Historical romances are what many of us think of when we think of the romance genre. Maybe a muscled, longhaired Fabio-type holding a buxom vixen in his arms? Those were the bread-and-butter of the industry for many, many years. Though those covers went out with shoulder pads and leg warmers, historical dramas are still very hot.
Whatever time they are set in, historical covers now need to be super luxe. Readers want to feel swept away by passion and the drama of the time period. The reader’s eye is enticed by beautiful rich colors and luscious period details including architecture, hairstyles and fabulous dresses. Or cowboy hats and abs. If your book features a feisty, headstrong heroines, who defies the expectations of her time period, while succumbing to the rugged charms of a man she’s obligated to spend time with, this is your sub-genre.
Clean and chaste
This genre values true romance over erotic desire, so don’t look for sweaty, entangled bodies on these covers! These are books for readers who want stories about the way people fall in love, face challenges and grow together. Some are religious (or “inspirational,” in the romance industry parlance) others are simply interested in what happens in the time a couple spends outside the bedroom. A simple kiss on the forehead or held hand is enough to set the mood, usually with soft color palettes and sun-soaked landscapes in the background. If you’re writing for the younger set: YA romances also fall in this category, often featuring loopy scripts and handwritten fonts to evoke notes passed during Chemistry class.

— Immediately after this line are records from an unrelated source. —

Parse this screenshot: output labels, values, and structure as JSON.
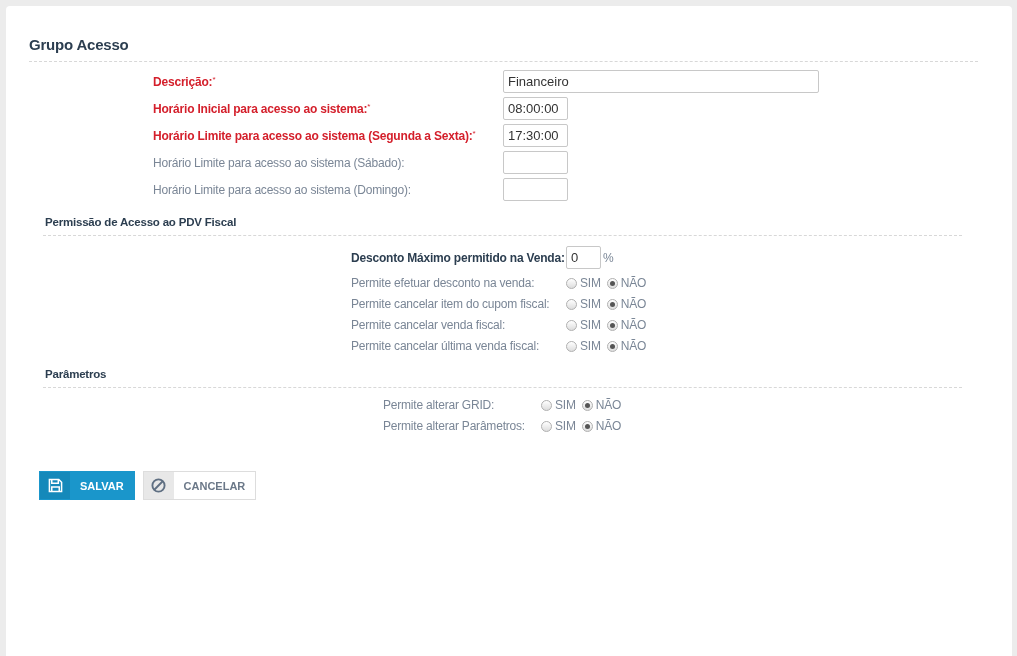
{
  "title": "Grupo Acesso",
  "fields": [
    {
      "label": "Descrição:",
      "required": true,
      "mark": "*",
      "value": "Financeiro",
      "kind": "wide"
    },
    {
      "label": "Horário Inicial para acesso ao sistema:",
      "required": true,
      "mark": "*",
      "value": "08:00:00",
      "kind": "short"
    },
    {
      "label": "Horário Limite para acesso ao sistema (Segunda a Sexta):",
      "required": true,
      "mark": "*",
      "value": "17:30:00",
      "kind": "short"
    },
    {
      "label": "Horário Limite para acesso ao sistema (Sábado):",
      "required": false,
      "kind": "short"
    },
    {
      "label": "Horário Limite para acesso ao sistema (Domingo):",
      "required": false,
      "kind": "short"
    }
  ],
  "sections": [
    {
      "title": "Permissão de Acesso ao PDV Fiscal",
      "rows": [
        {
          "kind": "input",
          "label": "Desconto Máximo permitido na Venda:",
          "value": "0",
          "unit": "%"
        },
        {
          "kind": "radio",
          "label": "Permite efetuar desconto na venda:",
          "options": [
            {
              "label": "SIM",
              "selected": false
            },
            {
              "label": "NÃO",
              "selected": true
            }
          ]
        },
        {
          "kind": "radio",
          "label": "Permite cancelar item do cupom fiscal:",
          "options": [
            {
              "label": "SIM",
              "selected": false
            },
            {
              "label": "NÃO",
              "selected": true
            }
          ]
        },
        {
          "kind": "radio",
          "label": "Permite cancelar venda fiscal:",
          "options": [
            {
              "label": "SIM",
              "selected": false
            },
            {
              "label": "NÃO",
              "selected": true
            }
          ]
        },
        {
          "kind": "radio",
          "label": "Permite cancelar última venda fiscal:",
          "options": [
            {
              "label": "SIM",
              "selected": false
            },
            {
              "label": "NÃO",
              "selected": true
            }
          ]
        }
      ]
    },
    {
      "title": "Parâmetros",
      "rows": [
        {
          "kind": "radio",
          "label": "Permite alterar GRID:",
          "options": [
            {
              "label": "SIM",
              "selected": false
            },
            {
              "label": "NÃO",
              "selected": true
            }
          ]
        },
        {
          "kind": "radio",
          "label": "Permite alterar Parâmetros:",
          "options": [
            {
              "label": "SIM",
              "selected": false
            },
            {
              "label": "NÃO",
              "selected": true
            }
          ]
        }
      ]
    }
  ],
  "buttons": [
    {
      "kind": "save",
      "label": "SALVAR"
    },
    {
      "kind": "cancel",
      "label": "CANCELAR"
    }
  ]
}
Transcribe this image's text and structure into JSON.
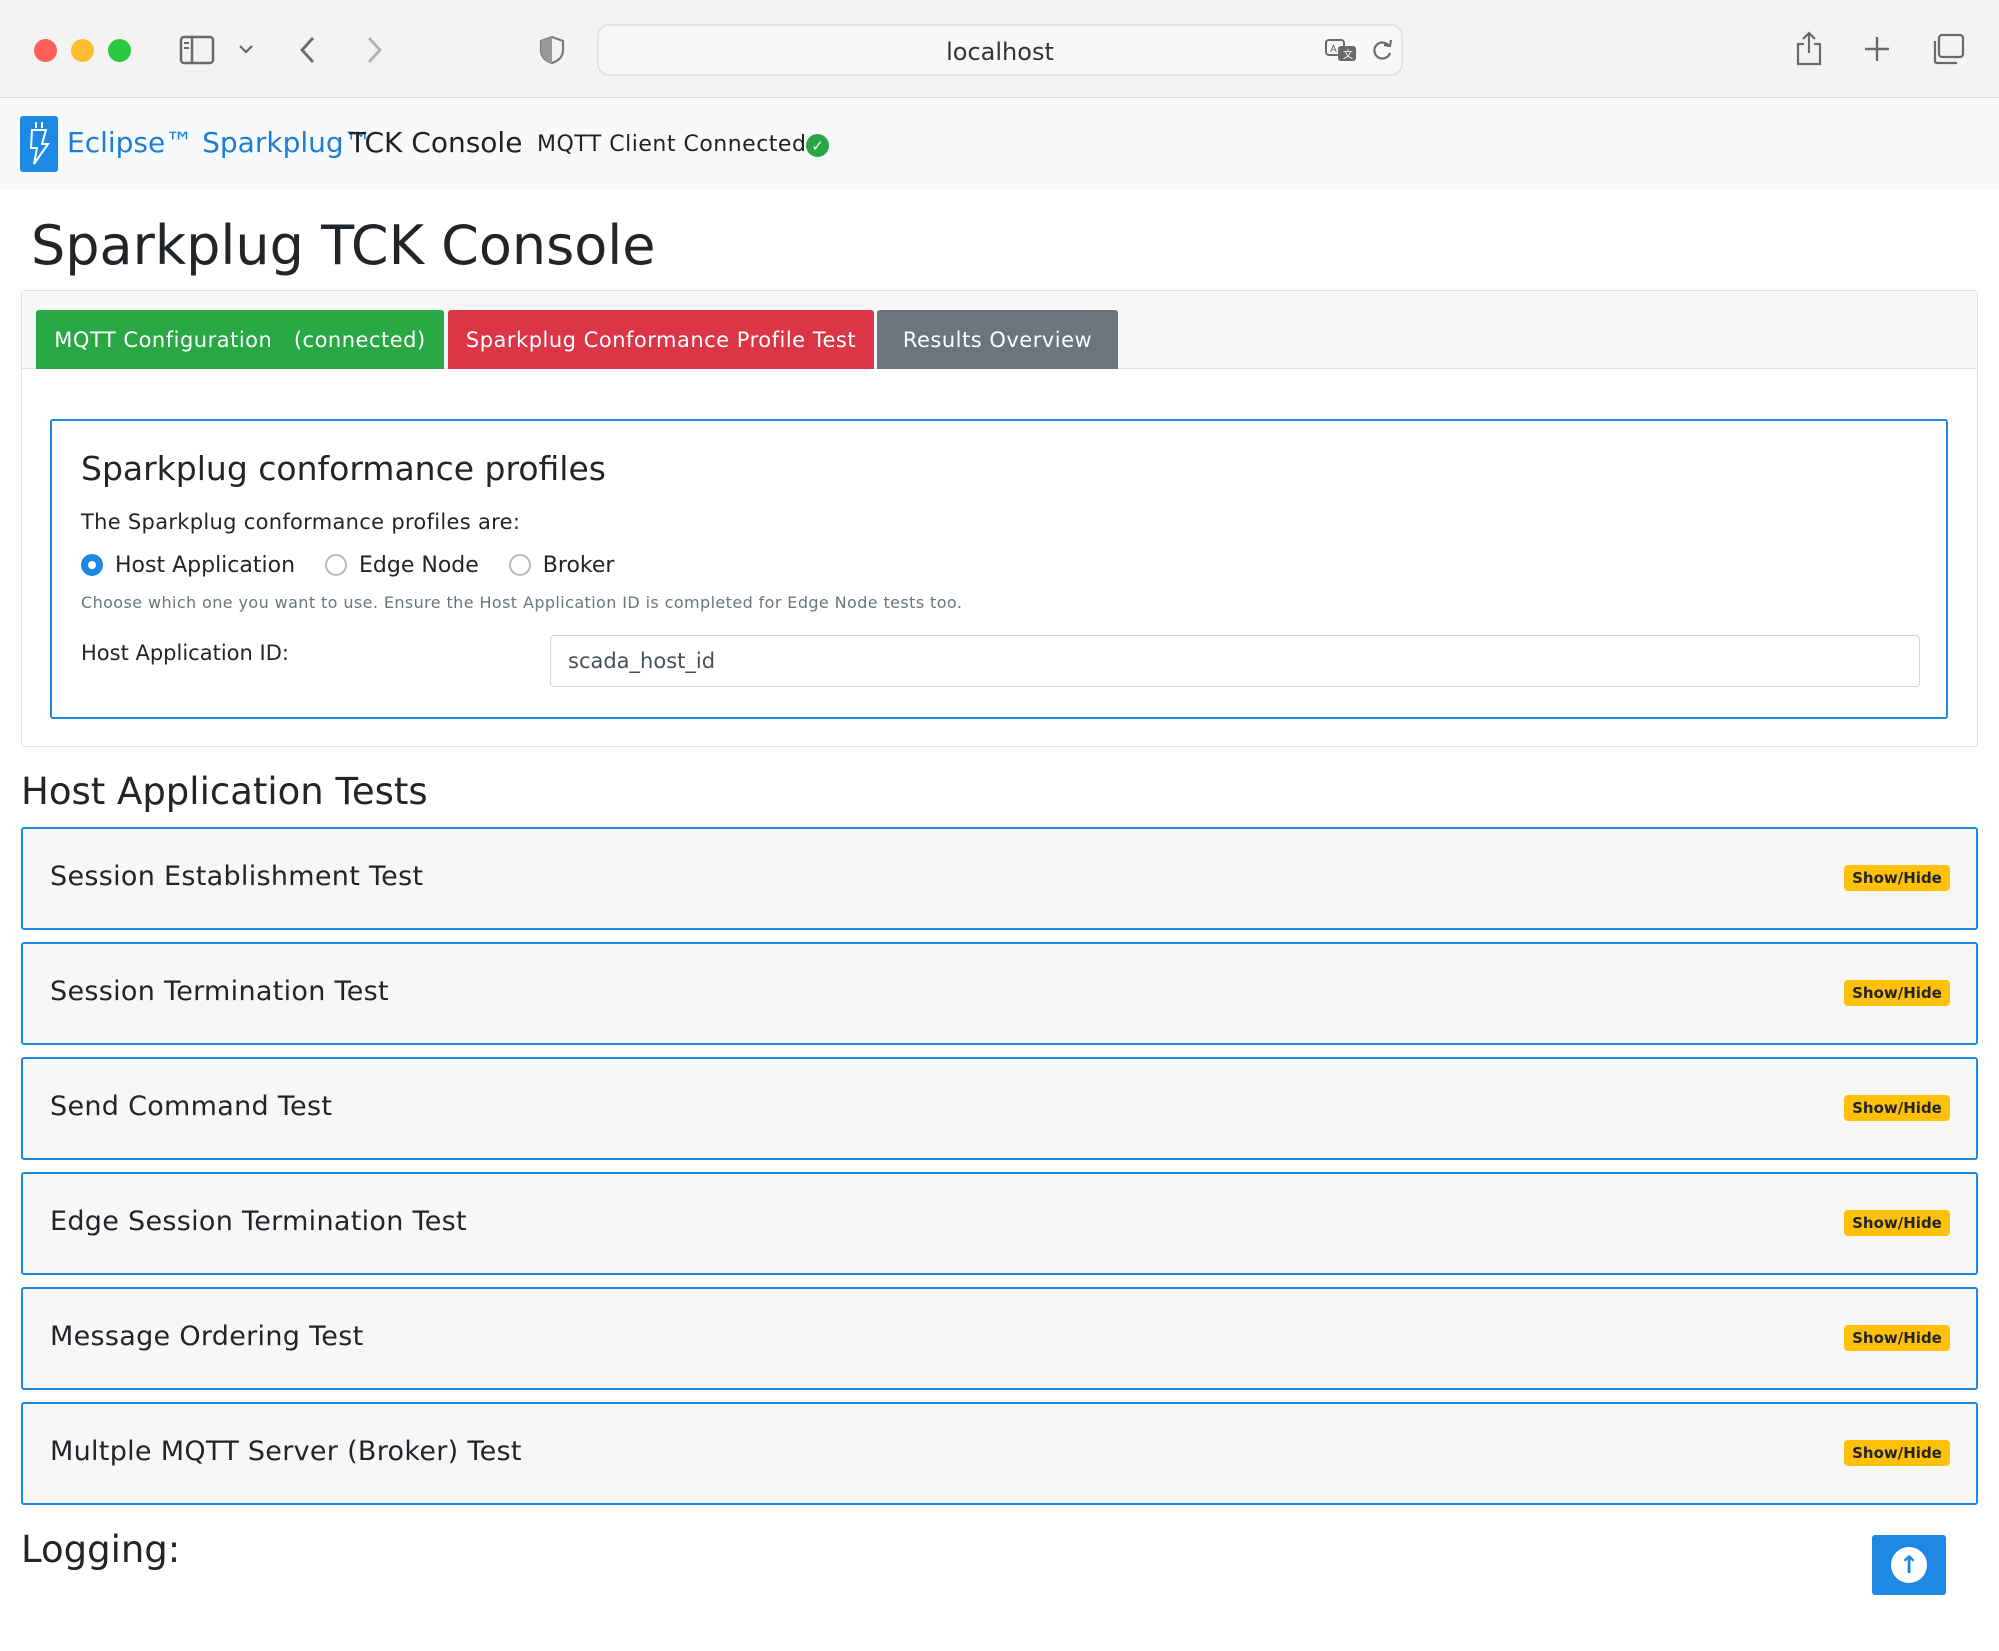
{
  "browser": {
    "url": "localhost",
    "icons": [
      "sidebar-toggle-icon",
      "chevron-down-icon",
      "back-arrow-icon",
      "forward-arrow-icon",
      "shield-icon",
      "translate-icon",
      "reload-icon",
      "share-icon",
      "new-tab-plus-icon",
      "tab-overview-icon"
    ]
  },
  "navbar": {
    "brand_blue": "Eclipse™ Sparkplug™",
    "brand_dark": "TCK Console",
    "mqtt_status": "MQTT Client Connected:"
  },
  "page": {
    "title": "Sparkplug TCK Console"
  },
  "tabs": [
    {
      "label": "MQTT Configuration   (connected)",
      "color": "#28a745"
    },
    {
      "label": "Sparkplug Conformance Profile Test",
      "color": "#dc3545"
    },
    {
      "label": "Results Overview",
      "color": "#6c757d"
    }
  ],
  "profiles": {
    "title": "Sparkplug conformance profiles",
    "subtitle": "The Sparkplug conformance profiles are:",
    "options": [
      {
        "label": "Host Application",
        "checked": true
      },
      {
        "label": "Edge Node",
        "checked": false
      },
      {
        "label": "Broker",
        "checked": false
      }
    ],
    "hint": "Choose which one you want to use. Ensure the Host Application ID is completed for Edge Node tests too.",
    "host_id_label": "Host Application ID:",
    "host_id_value": "scada_host_id"
  },
  "tests": {
    "section_title": "Host Application Tests",
    "toggle_label": "Show/Hide",
    "items": [
      "Session Establishment Test",
      "Session Termination Test",
      "Send Command Test",
      "Edge Session Termination Test",
      "Message Ordering Test",
      "Multple MQTT Server (Broker) Test"
    ]
  },
  "logging": {
    "title": "Logging:"
  },
  "colors": {
    "accent": "#1e88e5",
    "success": "#28a745",
    "danger": "#dc3545",
    "secondary": "#6c757d",
    "warning": "#ffc107"
  }
}
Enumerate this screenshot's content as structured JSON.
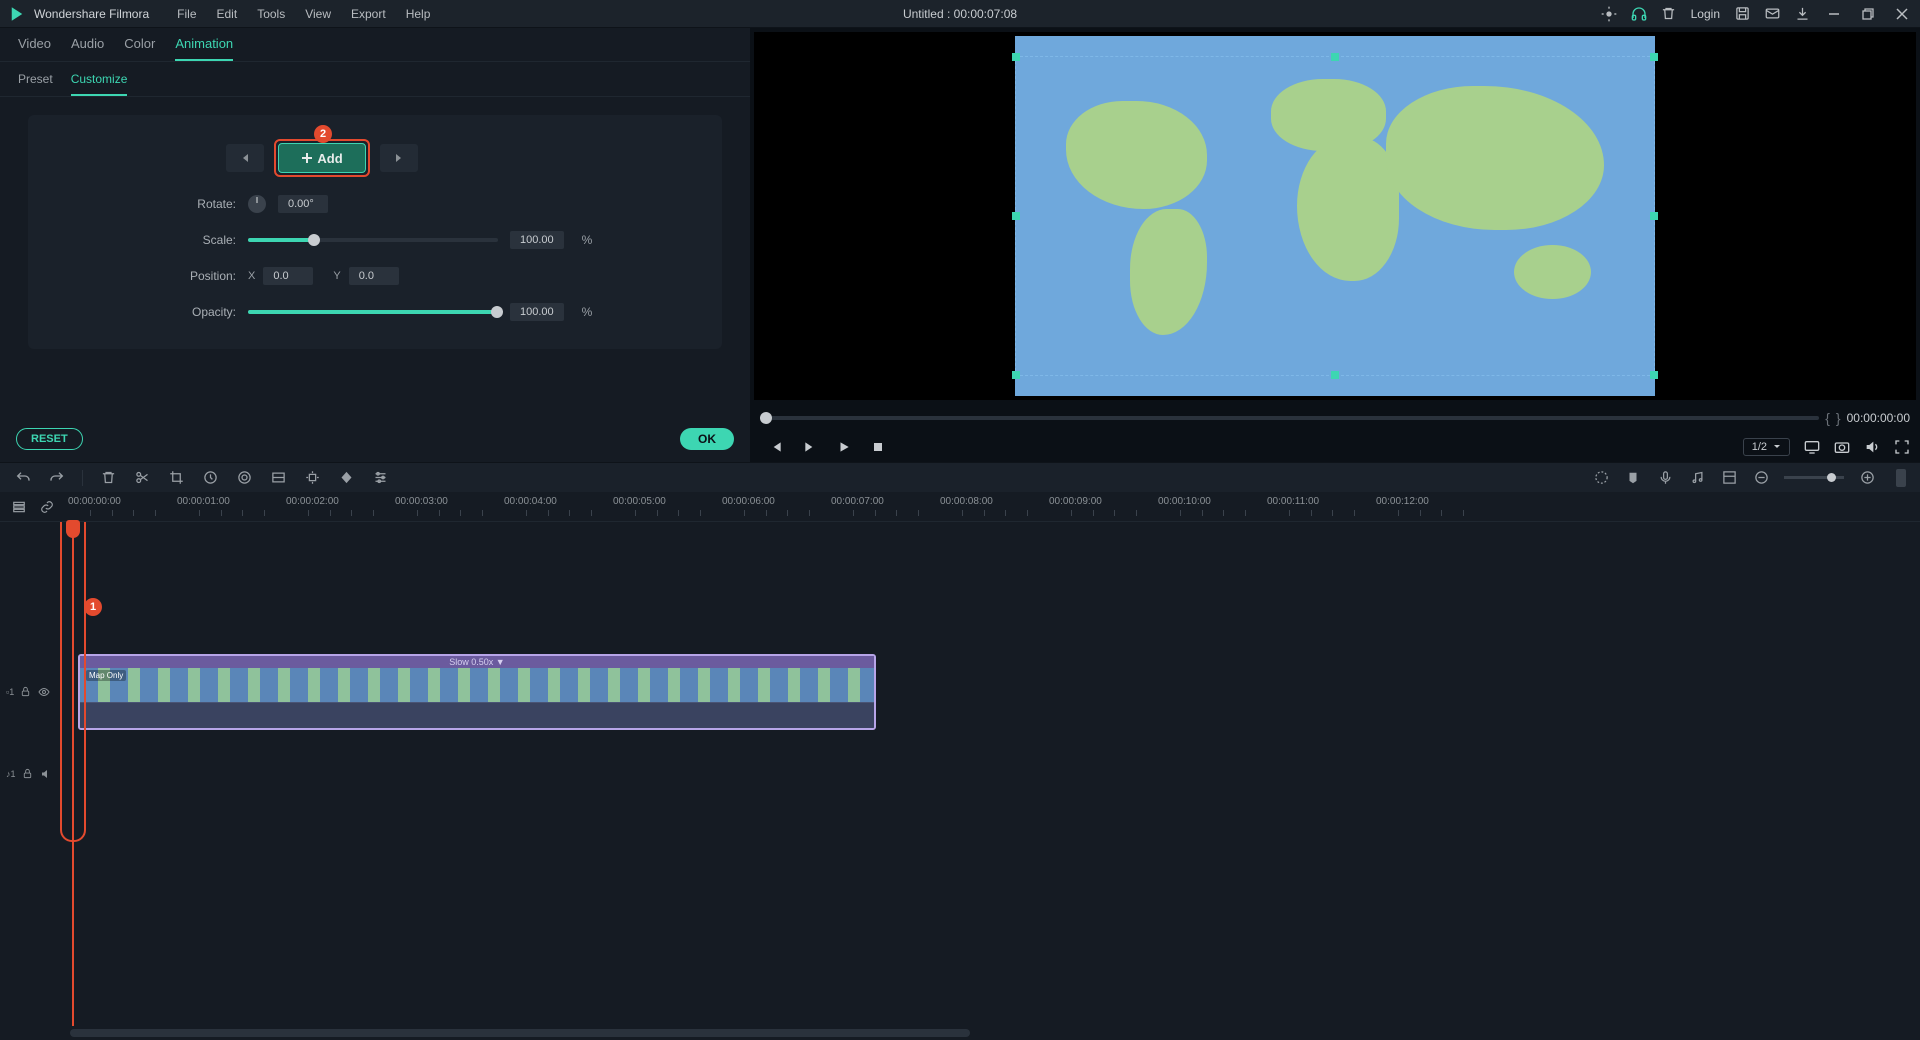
{
  "titlebar": {
    "brand": "Wondershare Filmora",
    "menu": [
      "File",
      "Edit",
      "Tools",
      "View",
      "Export",
      "Help"
    ],
    "docTitle": "Untitled : 00:00:07:08",
    "login": "Login"
  },
  "tabs1": [
    "Video",
    "Audio",
    "Color",
    "Animation"
  ],
  "tabs1_active": 3,
  "tabs2": [
    "Preset",
    "Customize"
  ],
  "tabs2_active": 1,
  "badges": {
    "add": "2",
    "playhead": "1"
  },
  "anim": {
    "addLabel": "Add",
    "rotate": {
      "label": "Rotate:",
      "value": "0.00°"
    },
    "scale": {
      "label": "Scale:",
      "value": "100.00",
      "unit": "%",
      "fillPct": 26
    },
    "position": {
      "label": "Position:",
      "x": "0.0",
      "y": "0.0"
    },
    "opacity": {
      "label": "Opacity:",
      "value": "100.00",
      "unit": "%",
      "fillPct": 100
    }
  },
  "footer": {
    "reset": "RESET",
    "ok": "OK"
  },
  "player": {
    "timecode": "00:00:00:00",
    "ratio": "1/2"
  },
  "ruler": {
    "labels": [
      "00:00:00:00",
      "00:00:01:00",
      "00:00:02:00",
      "00:00:03:00",
      "00:00:04:00",
      "00:00:05:00",
      "00:00:06:00",
      "00:00:07:00",
      "00:00:08:00",
      "00:00:09:00",
      "00:00:10:00",
      "00:00:11:00",
      "00:00:12:00"
    ]
  },
  "clip": {
    "speedLabel": "Slow 0.50x ▼",
    "name": "Map Only"
  },
  "trackLabels": {
    "video": "1",
    "audio": "1"
  }
}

Sometimes funny, often poignant, always real, these are books where the writing is at the forefront. Less obviously “romance” novels, these covers need to woo the upmarket women’s fiction audience with contemporary and compelling love stories that might require a hanky or two in the final pages. Simplicity rules the day here—start with a photo of a symbolic image, or sensual (but not overtly sexual) close up of the heroine’s body, and add a classically designed font.
Flirty and funny
Not all romance books take themselves seriously—there are many titles out there that skirt the line between romance and chick lit and offer readers a satisfying light read. Study these if your brand is humorous romantic adventures geared toward a slightly younger reader than the standard 35-45 year old romance audience. Sophie Kinsella and her signature illustrated covers have defined the genre. These covers should have a buoyant, floating feeling (as seen in the Time For Tammy cover). Pinks, blues and whites are popular colors, paired with girly script fonts.
Paranormal and provocative
Vampires, shape-shifters and aliens, oh my! There are no bounds to what a paranormal romance writer can conjure in her imagination. These covers share a lot, tonally, with Contemporary Cool in that they often feature washboard abs and dark color schemes. Unlike contemporary books, these will most often use highly stylized fonts borrowed from fantasy. They also choose imagery carefully to communicate that the rules of our world may not apply—note how the ritual circle in Protect Her or the single red eye on the cover of The Vampire’s Throne give clear nods to the supernatural, while keeping the hunks front and center.
Are you in love with these romance novel covers yet?
Romance readers are some of the most voracious and loyal readers on the planet. They know what they like but are more willing than other audiences to give a new author a shot. Give some thought to which sub-genre your novel fits best. If your cover is bold and on-trend, you’ll help guarantee your book will be the next one they choose!